Mightier Than A Sword
In Jorge Luis Borges's story, "The Mirror And The Mask," a poet is commanded by the king to write a poem about a battle. He responds by reciting his abilities:
For twelve winters I have honed my skills at meter. I know by heart the three hundred sixty fables which are the foundation of all true poety. The Ulster cycle and the Munster cycle lie within my harp strings. I am licensed by law to employ the most archaic words of the language, and its most complex metaphors. I have mastered the secret script which guards our art from the prying eyes of the common folk. I can sing of love, of cattle theft, of sailing ships, of war. I know the mythological lineage of all the royal houses of Ireland. I possess the secret knowledge of herbs, astrology, mathematics, and canon law. I have defeated my rivals in public contest. I have trained myself in satire, which causes diseases of the skin, including leprosy. And I also wield the sword, as I have proven in your battle.

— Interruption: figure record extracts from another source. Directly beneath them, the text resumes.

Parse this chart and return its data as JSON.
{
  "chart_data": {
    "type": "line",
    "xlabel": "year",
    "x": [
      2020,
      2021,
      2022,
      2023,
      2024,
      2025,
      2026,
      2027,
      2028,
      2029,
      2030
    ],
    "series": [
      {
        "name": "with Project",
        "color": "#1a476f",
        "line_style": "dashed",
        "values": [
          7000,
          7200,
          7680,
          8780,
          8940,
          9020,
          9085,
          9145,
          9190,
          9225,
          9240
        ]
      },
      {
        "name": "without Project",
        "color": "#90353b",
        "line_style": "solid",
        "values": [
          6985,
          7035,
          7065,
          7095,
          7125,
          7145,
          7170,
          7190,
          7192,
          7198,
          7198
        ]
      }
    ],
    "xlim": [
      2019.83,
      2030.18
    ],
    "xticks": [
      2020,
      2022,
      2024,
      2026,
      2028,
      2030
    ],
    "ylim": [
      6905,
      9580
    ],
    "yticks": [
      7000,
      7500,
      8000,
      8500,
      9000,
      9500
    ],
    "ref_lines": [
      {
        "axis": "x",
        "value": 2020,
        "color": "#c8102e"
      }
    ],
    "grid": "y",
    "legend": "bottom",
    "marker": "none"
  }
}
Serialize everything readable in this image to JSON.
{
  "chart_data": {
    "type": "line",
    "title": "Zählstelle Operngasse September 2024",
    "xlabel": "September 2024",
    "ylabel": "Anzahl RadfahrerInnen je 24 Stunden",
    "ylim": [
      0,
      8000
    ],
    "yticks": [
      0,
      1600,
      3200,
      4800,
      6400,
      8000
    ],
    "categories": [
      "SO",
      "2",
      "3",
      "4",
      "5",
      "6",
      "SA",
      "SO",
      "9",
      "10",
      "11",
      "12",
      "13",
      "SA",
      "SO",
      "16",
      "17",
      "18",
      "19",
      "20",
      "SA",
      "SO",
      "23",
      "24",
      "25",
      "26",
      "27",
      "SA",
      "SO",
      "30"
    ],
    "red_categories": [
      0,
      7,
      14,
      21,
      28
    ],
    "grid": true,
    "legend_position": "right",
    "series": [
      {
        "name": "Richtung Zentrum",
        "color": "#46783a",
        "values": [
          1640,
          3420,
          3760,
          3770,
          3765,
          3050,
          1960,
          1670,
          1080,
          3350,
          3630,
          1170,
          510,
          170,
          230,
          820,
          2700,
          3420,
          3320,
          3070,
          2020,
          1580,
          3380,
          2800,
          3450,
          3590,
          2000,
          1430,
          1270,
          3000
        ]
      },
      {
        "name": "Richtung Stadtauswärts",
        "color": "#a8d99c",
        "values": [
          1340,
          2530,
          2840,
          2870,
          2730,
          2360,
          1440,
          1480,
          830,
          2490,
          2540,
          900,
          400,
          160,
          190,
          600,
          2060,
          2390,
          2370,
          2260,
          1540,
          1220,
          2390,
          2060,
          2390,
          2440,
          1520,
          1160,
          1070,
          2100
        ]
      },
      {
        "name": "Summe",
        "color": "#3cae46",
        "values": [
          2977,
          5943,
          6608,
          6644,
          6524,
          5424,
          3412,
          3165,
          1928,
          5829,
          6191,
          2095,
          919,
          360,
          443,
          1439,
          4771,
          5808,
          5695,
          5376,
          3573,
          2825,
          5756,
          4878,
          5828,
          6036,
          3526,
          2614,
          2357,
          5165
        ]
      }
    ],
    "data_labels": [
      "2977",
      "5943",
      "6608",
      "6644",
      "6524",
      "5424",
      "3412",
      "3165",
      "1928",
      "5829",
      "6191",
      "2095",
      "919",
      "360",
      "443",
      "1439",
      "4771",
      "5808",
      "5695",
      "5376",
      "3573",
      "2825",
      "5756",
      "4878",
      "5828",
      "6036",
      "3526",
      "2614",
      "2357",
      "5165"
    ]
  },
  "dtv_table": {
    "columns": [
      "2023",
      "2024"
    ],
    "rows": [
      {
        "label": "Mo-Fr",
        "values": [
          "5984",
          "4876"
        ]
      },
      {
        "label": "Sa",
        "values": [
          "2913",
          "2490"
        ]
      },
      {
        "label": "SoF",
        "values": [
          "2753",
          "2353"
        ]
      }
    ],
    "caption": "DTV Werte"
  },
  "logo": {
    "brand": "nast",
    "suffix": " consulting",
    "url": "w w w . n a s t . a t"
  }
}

There is but one ting that I do not know: how to express my thanks for this gift you make me.And now, do we think of writers and poets as having developed these kinds of mythic skills, or do we think of them instead as miserable scribblers who churn out commercial pulp in their pursuit of a paycheck? Or is it something in between? All I can say is that to me the former is far more fun to read. And more fun to try to produce. It's another reason for not quitting a day job.